I am having one of those days. You know. . .where I cannot force myself to touch the dishes piled in my sink, or laundry piled in their hampers. I just feel unmotivated, fried and overwhelmed. No really good reason. I don't feel sad, just unproductive. I feel like there is no way I can do all that I should today so why even try. Ever have one of those days?
What is annoying about it is, I know how I can make myself feel better. I could be playing with my kids instead of letting them watch PBS all afternoon, I could be tackling those clothes and dishes and I would probably feel better within minutes. Instead I do the things that do nothing to improve my state of mind. Stare at the computer checking e-mails repeatedly, checking blogs repeatedly, eating food even though I am not hungry and playing daytime TV. Laying awake on a couch when I am not tired but gosh darn it. I KNOW I need a nap!
I am feeling like a failure because, today...really I am. And I am refusing to do anything to fix the situation. . . Today. The good thing is we all have these days and tomorrow will probably be better.

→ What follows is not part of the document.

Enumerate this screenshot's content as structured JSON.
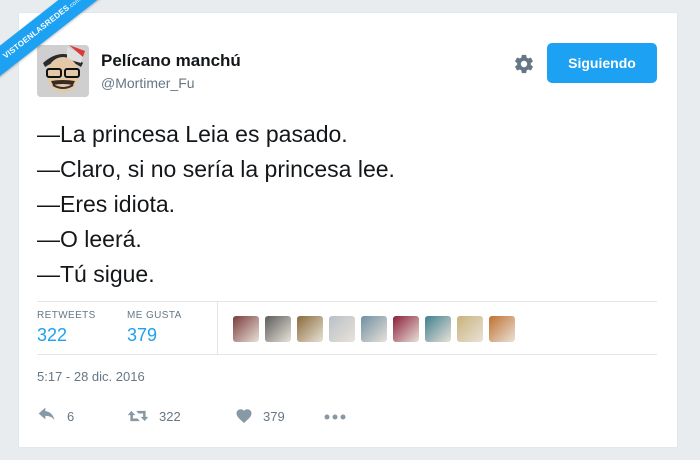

The fact it will be Friday and the beginning of a 3 day weekend wont hurt either.
I love what Mr. Bennett says about his despair at one point in "Pride and Prejudice" I say the same for myself.
"I am heartily ashamed of myself. . . But don't despair; it'll pass, and no doubt more quickly than it should. "
2 comments:
I'm glad I'm not the only one who feels that way. Tomorrow will be better. Good luck! And sometimes you just need a break - enjoy it, don't nag yourself about it.
Exactly. We've all had the days where you don't accomplish anything. The loafing days.